Is it correct to say we did not harness the potential of public education in the post-liberalisation period, when incomes grew?

  • Growth in national income did not result in an increase of public expenditure for education as a whole. It kind of stagnated. Within the education sector as a whole, there was a shift in the focus of funding in the 1990s from higher education to primary education.

What is Justice Punnayya Committee Report?

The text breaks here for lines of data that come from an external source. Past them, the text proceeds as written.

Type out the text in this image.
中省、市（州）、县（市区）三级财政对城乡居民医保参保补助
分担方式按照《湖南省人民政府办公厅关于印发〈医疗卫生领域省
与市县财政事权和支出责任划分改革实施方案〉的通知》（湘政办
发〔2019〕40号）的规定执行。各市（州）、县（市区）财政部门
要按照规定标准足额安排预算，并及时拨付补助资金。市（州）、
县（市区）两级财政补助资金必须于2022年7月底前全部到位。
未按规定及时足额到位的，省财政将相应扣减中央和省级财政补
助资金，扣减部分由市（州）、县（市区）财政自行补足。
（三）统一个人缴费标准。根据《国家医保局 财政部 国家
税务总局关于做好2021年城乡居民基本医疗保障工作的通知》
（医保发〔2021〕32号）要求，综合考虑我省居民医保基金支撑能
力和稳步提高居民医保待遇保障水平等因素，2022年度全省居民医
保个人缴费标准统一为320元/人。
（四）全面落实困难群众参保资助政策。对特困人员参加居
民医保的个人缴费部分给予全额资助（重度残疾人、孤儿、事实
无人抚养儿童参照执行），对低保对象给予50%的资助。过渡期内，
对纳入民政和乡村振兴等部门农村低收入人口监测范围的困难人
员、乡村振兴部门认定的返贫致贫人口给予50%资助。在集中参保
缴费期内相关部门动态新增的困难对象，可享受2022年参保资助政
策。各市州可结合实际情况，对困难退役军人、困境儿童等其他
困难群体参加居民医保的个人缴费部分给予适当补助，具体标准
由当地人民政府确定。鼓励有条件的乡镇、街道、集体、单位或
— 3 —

  • The report of the Justice Punnayya Committee on financing of higher education highlights the need to review and restructure the norms for financing the education sector.
  • The report raised issues about the underfunding of higher educational institutions and suggested various measures to deal with it. Of all the measures, the most important was the issue of fund raising by universities. The report pointed out that universities were not raising funds from other means (from internal resources) except fees and were totally dependent on UGC grants. And the UGC made grants according to the need of the university but deducted the amount collected as fees from the grant that it gave.
  • The committee said that UGC should not do this deduction and the amount collected as fees or other internal resources of the university must be allowed to be kept by the university as a separate fund to be utilised for purposes like helping the marginalised section students.
  • It also recommended that the UGC must provide certain incentives to the universities so that they generate their own funds.
  • So apart from UGC grants if the universities raise their own funds through internal resources, they can spend the extra money on measures that promote equal opportunity, like helping a poor student to pay his or her lab fee or travel allowance in case of research and so on.
  • It is these small gestures that make huge differences.

Way forward:

  • Example of experiments in fee structure by several universities like Ambedkar University and JNU can be considered before bringing any reform in subsidies given to higher educational institutions.
  • For example,  at Ambedkar University a system of differential fee structure was introduced. Under this system, below a certain income level, the university made it possible for students to participate in higher education without payment of any fee. There was some kind of rationalisation of fee structure, the fee structures were different for different kinds of programmes based on marketability, affordability and input costs. Yet, the university managed to earn enough surplus from this to use as a corpus, to subsidise student welfare, travel assistance to students, and to get paying guest accommodation for those who did not get it in hostels and so on.
  • JNU introduced a system of deprivation points. Sometimes, income certificates can be bought; so, if you were born or if you did your school diploma, in, say the most backward 100 districts, if your parent was below the poverty line, if you were a girl, then you got nine deprivation points; if you were in an urban area and below the poverty line and were a boy, you got one point. They also used to use that as a criteria for subsidising, for charging fees and for admission purposes.
  • Both of these measures were quite successful. So there are ways that can be followed to deal with the subsidisation issue successfully rather than debating about the relevance of subsidising higher education or ending it. It needs to be ensured that a talented person doesn’t go without education.
  • Also the idea of rationalising student fees need not mean increase in fees across the board, for all programmes and students. It can be done based on the type of  programmes and their output.
  • There are also arguments being made that the student fees should be fixed at the level of last fees paid at school. Thereby you differentiate between those who go to expensive private schools and those who go to government schools.